There is also a broader ecosystem beyond direct deals with AI providers. Nicolas Chaillan, founder of Ask Sage and a former chief software officer for the US Air Force and Space Force, says the military has access to about 125 open source models and about 25 closed options through Ask Sage.
Chaillan argues that open source models have serious drawbacks for the US military. He says they hallucinate and make incorrect predictions more often than the best commercial models. He also says the infrastructure required to run the largest models can cost the same or more than licensing a commercial model over the cloud.

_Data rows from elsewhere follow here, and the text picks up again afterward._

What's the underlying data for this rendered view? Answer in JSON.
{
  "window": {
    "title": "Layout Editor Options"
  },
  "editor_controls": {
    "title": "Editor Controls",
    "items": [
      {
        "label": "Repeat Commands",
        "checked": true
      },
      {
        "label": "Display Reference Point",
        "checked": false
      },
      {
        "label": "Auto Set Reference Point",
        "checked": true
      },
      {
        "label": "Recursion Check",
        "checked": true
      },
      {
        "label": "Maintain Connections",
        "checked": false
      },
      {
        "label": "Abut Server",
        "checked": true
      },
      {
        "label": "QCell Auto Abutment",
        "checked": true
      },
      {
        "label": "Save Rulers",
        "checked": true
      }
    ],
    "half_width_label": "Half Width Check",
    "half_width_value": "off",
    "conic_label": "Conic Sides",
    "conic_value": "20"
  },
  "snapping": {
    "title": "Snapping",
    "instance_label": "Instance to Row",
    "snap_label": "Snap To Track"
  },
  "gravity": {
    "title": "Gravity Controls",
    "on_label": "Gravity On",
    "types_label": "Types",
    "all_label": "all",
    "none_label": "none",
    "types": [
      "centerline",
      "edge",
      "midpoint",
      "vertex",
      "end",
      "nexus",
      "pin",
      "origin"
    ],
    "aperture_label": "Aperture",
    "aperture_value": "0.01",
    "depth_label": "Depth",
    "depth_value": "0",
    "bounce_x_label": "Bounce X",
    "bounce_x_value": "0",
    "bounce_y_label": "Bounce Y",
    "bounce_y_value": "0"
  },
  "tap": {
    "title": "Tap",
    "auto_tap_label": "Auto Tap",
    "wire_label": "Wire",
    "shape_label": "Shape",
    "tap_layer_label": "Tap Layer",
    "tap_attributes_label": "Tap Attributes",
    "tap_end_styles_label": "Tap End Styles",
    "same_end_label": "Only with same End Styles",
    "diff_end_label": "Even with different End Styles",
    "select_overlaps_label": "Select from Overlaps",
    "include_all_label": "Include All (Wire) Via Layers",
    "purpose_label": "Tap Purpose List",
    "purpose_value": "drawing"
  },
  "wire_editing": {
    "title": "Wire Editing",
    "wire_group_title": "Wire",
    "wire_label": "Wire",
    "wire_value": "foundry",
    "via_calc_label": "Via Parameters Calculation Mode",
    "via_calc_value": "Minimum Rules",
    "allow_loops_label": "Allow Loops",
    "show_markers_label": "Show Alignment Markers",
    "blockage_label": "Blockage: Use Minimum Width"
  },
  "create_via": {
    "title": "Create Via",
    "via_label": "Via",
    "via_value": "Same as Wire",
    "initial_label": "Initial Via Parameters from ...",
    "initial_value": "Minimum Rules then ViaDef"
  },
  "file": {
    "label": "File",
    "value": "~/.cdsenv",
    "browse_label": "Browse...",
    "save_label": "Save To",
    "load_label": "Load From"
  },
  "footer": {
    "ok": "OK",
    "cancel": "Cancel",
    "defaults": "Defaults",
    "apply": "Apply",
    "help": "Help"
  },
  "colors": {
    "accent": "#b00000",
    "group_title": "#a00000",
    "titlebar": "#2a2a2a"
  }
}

“It’s like going from PhD level to a monkey,” Chaillan says. “If you spend more money and get a worse model, it makes no sense.”
His view is that the military should monitor open models but focus on more capable options from Microsoft, Amazon, and Google through cloud networks developed specifically for sensitive government tasks.
The strategic question is dependence
Other military suppliers and experts disagree with a cloud-first approach. Their concern is that closed models can create dependence issues and may not satisfy the military’s specialized needs.
Pete Warden, who runs the transcription and translation technology developer Moonshine, says his contacts in the defense world have become more cautious about trusting big tech companies after seeing how Musk used his Starlink satellite network to influence government leaders.
“Independence from suppliers is key,” Warden says.
Warden’s solution is to let government agencies control a perpetual copy of Moonshine’s model in exchange for a one-time fee. That reflects the core tension around OpenAI’s gpt-oss release: military buyers want stronger models, but they also want control over how and where those models run.
For OpenAI, a free and open model may expand the community of people working with its technology. It may also let users operate without becoming formal customers, which could make some use cases less visible. OpenAI did not respond to requests for comment about how its open source models may be used by the defense industry.
The result is a still-developing market where gpt-oss is significant less because it solves every military AI need and more because it gives defense users another path. The models are now part of a larger debate over performance, privacy, cloud dependence, customization, and cost.